The Super Bowl this year happens a couple of weeks after the change of administration. It will be the first time that America has come together as one to celebrate this iconic American moment. Rocket is holding ourselves accountable to two values that you will see in all of our work. We are building the most optimistic brand in America. We place 30 year bets on people who place 30 year bets on themselves and you cannot do that with a pessimistic mindset. You’re going to see the Rocket brand overflow with optimism.

The Super Bowl is our attempt to make Rocket the most inclusive brand in North America. We have to appeal to a Caucasian audience. We have to appeal to a Hispanic audience. We have to appeal to a female audience. We have to appeal to aging first-time home buyers. The Rocket brand needs to be more inclusive than ever before. What you’ll see on Super Bowl is an incredible statement of optimism and an incredible depiction of inclusivity all brought together through storytelling that is epic and intimate and that’s all I’ll say.

You mentioned the importance of the Super Bowl for continuing the brand equity beyond the game. Can you talk about how you will be supporting this campaign beyond just the TV buy? 

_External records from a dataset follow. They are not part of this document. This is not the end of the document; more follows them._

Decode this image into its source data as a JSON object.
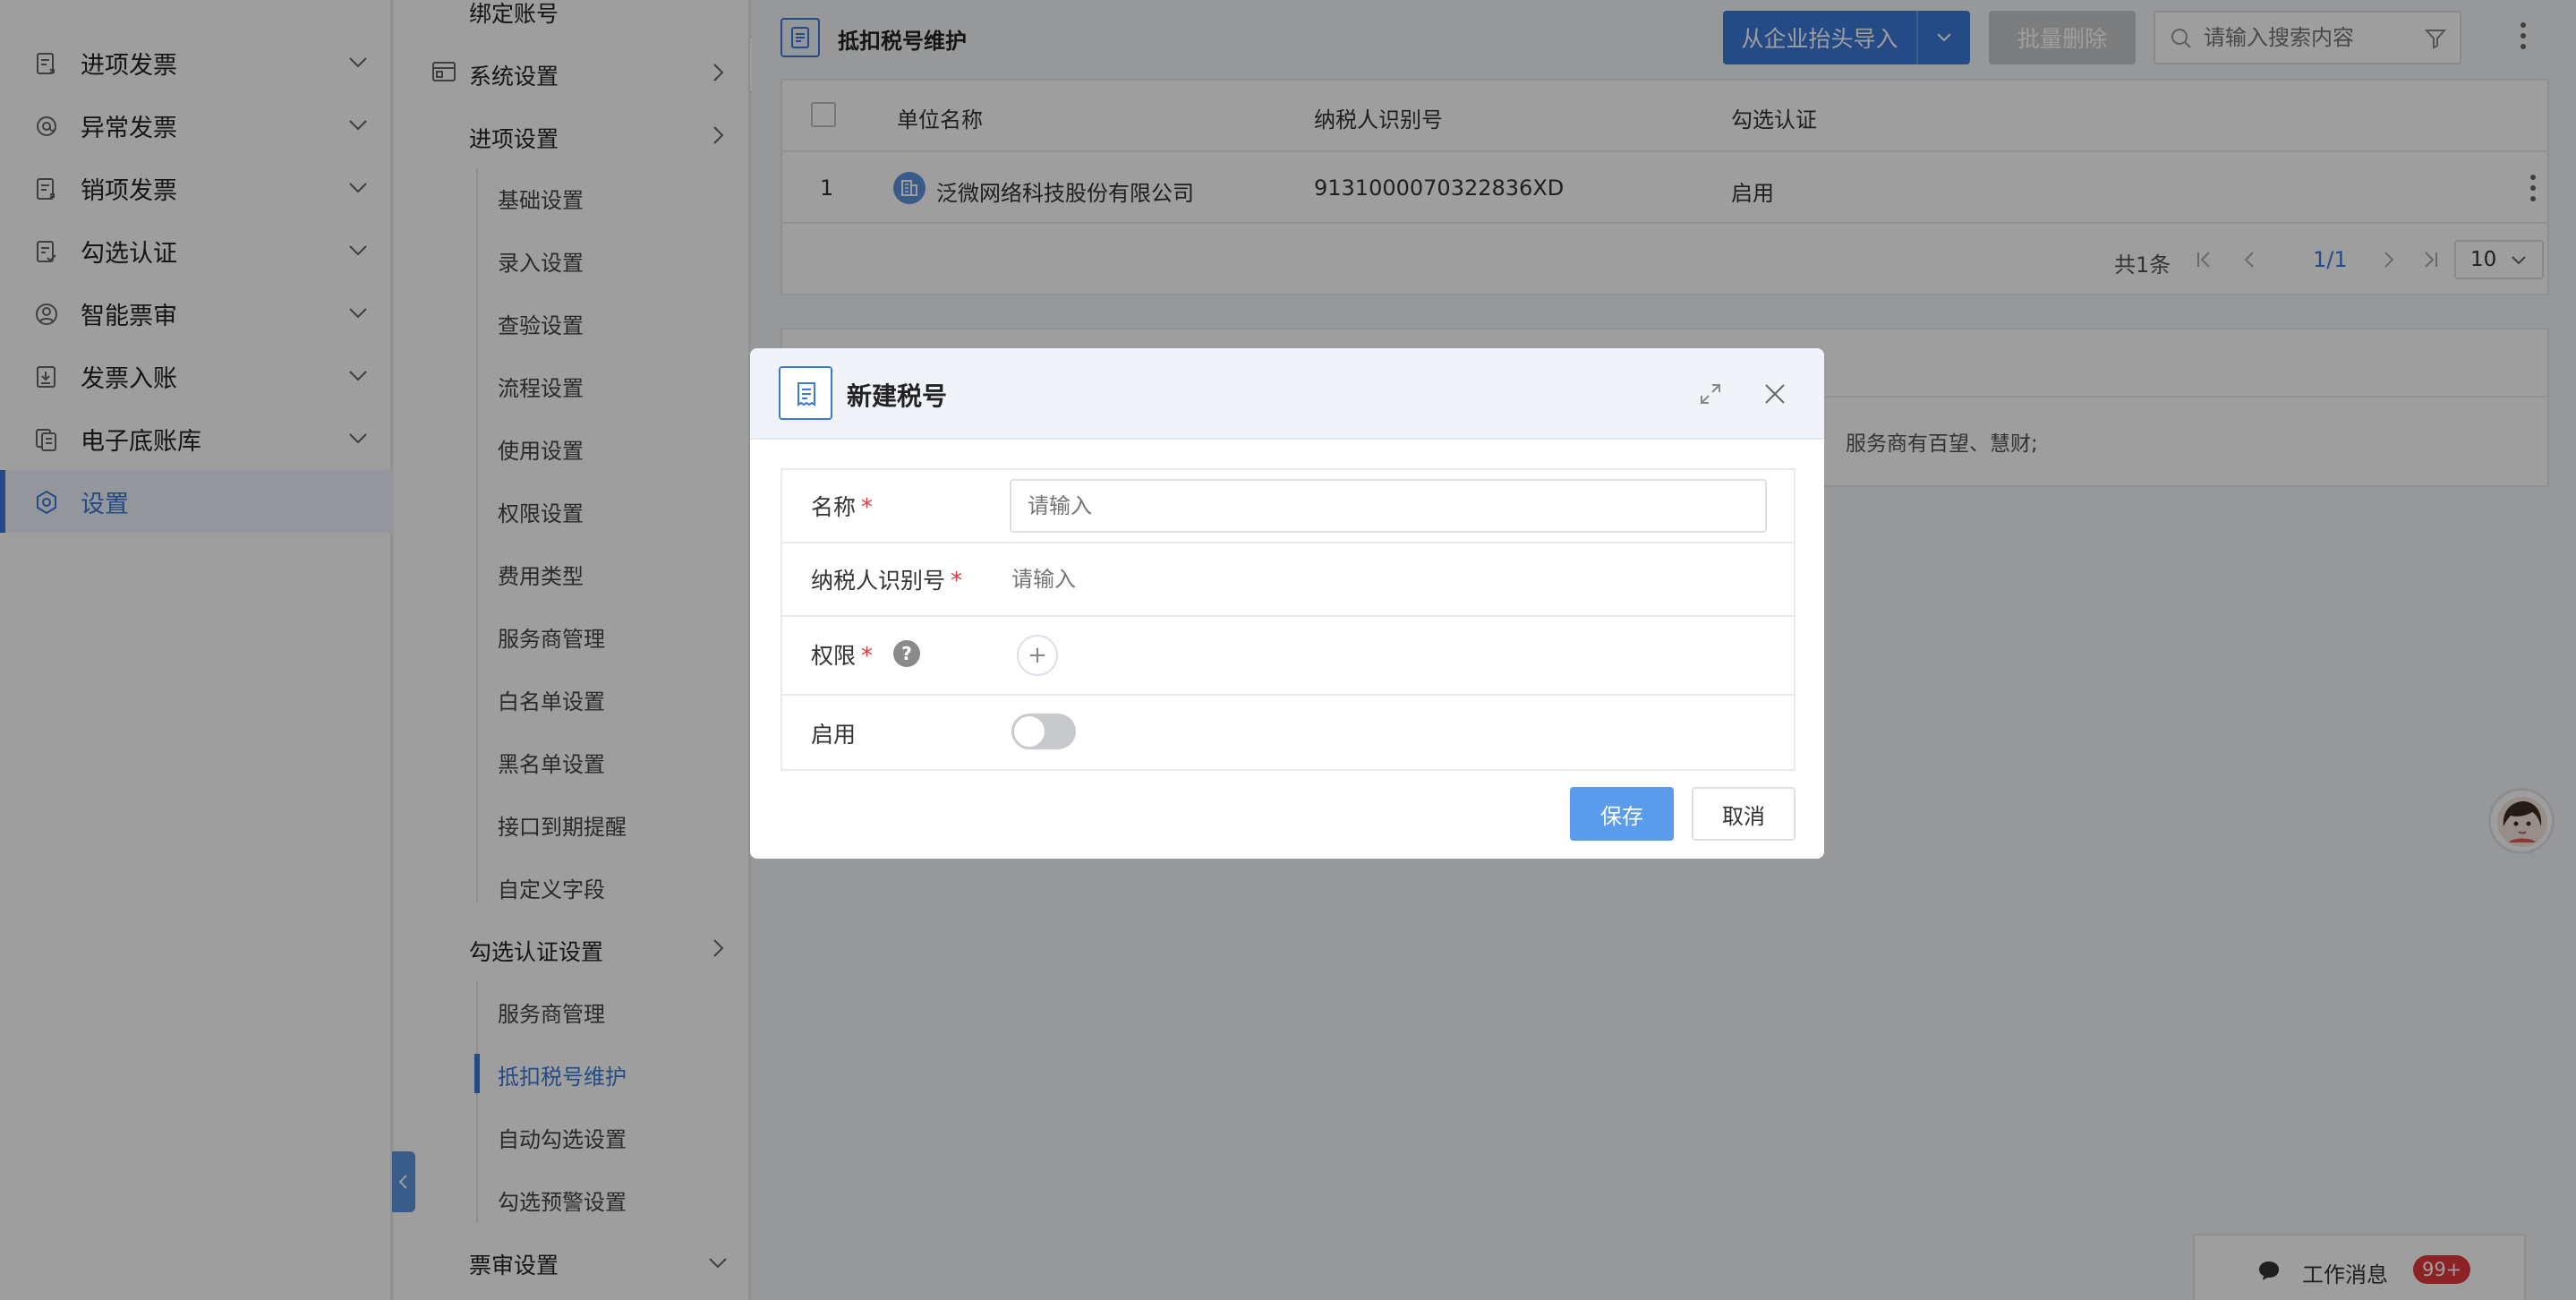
{
  "left_nav": {
    "items": [
      {
        "label": "进项发票",
        "icon": "invoice-in-icon"
      },
      {
        "label": "异常发票",
        "icon": "at-sign-icon"
      },
      {
        "label": "销项发票",
        "icon": "invoice-out-icon"
      },
      {
        "label": "勾选认证",
        "icon": "check-cert-icon"
      },
      {
        "label": "智能票审",
        "icon": "smart-review-icon"
      },
      {
        "label": "发票入账",
        "icon": "invoice-book-icon"
      },
      {
        "label": "电子底账库",
        "icon": "ledger-icon"
      },
      {
        "label": "设置",
        "icon": "settings-icon"
      }
    ]
  },
  "sub_nav": {
    "top_partial": "绑定账号",
    "system_settings": "系统设置",
    "input_settings": "进项设置",
    "input_items": [
      "基础设置",
      "录入设置",
      "查验设置",
      "流程设置",
      "使用设置",
      "权限设置",
      "费用类型",
      "服务商管理",
      "白名单设置",
      "黑名单设置",
      "接口到期提醒",
      "自定义字段"
    ],
    "check_settings": "勾选认证设置",
    "check_items": [
      "服务商管理",
      "抵扣税号维护",
      "自动勾选设置",
      "勾选预警设置"
    ],
    "review_settings": "票审设置"
  },
  "page": {
    "title": "抵扣税号维护",
    "import_button": "从企业抬头导入",
    "batch_delete_button": "批量删除",
    "search_placeholder": "请输入搜索内容"
  },
  "table": {
    "columns": [
      "单位名称",
      "纳税人识别号",
      "勾选认证"
    ],
    "rows": [
      {
        "index": "1",
        "name": "泛微网络科技股份有限公司",
        "tax_id": "9131000070322836XD",
        "status": "启用"
      }
    ]
  },
  "pagination": {
    "total": "共1条",
    "page": "1/1",
    "page_size": "10"
  },
  "info_card": {
    "text": "服务商有百望、慧财;"
  },
  "modal": {
    "title": "新建税号",
    "fields": {
      "name_label": "名称",
      "name_placeholder": "请输入",
      "tax_label": "纳税人识别号",
      "tax_placeholder": "请输入",
      "perm_label": "权限",
      "enable_label": "启用"
    },
    "required_mark": "*",
    "help_mark": "?",
    "add_mark": "+",
    "save": "保存",
    "cancel": "取消"
  },
  "messages": {
    "label": "工作消息",
    "badge": "99+"
  },
  "colors": {
    "primary": "#3b79d8",
    "required": "#e0393e",
    "badge": "#e0393e"
  }
}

We are very well resourced at Rocket. Last year we invested just shy of $800 million in the marketplace. This year our budget is roughly the same and we’re really seeing Super Bowl as the ignition point to elevate both the creative platform through the core creative idea but also what we call the fully integrated full funnel approach to marketing. 

For the first time in our history, the brand investment and the performance marketing investment will all honor this same idea. The catalyst for this new idea is going to be the Super Bowl stage. But I am very confident because of the way that we’re planning content and media that the elevated expression of the brand, the elevated stories will work will make our hardest working performance marketing ad units work that much harder and be that much more engaging as well.

You’ve been through 12 Super Bowls as an advertiser, are there any particular trends you expect brands to show up in the advertising this year?

Well, I have to say the trend that I hope disappears sooner rather than later is the over reliance on celebrities. There’s so much wasted energy and media dollars because we just get a celebrity in and there’s no idea.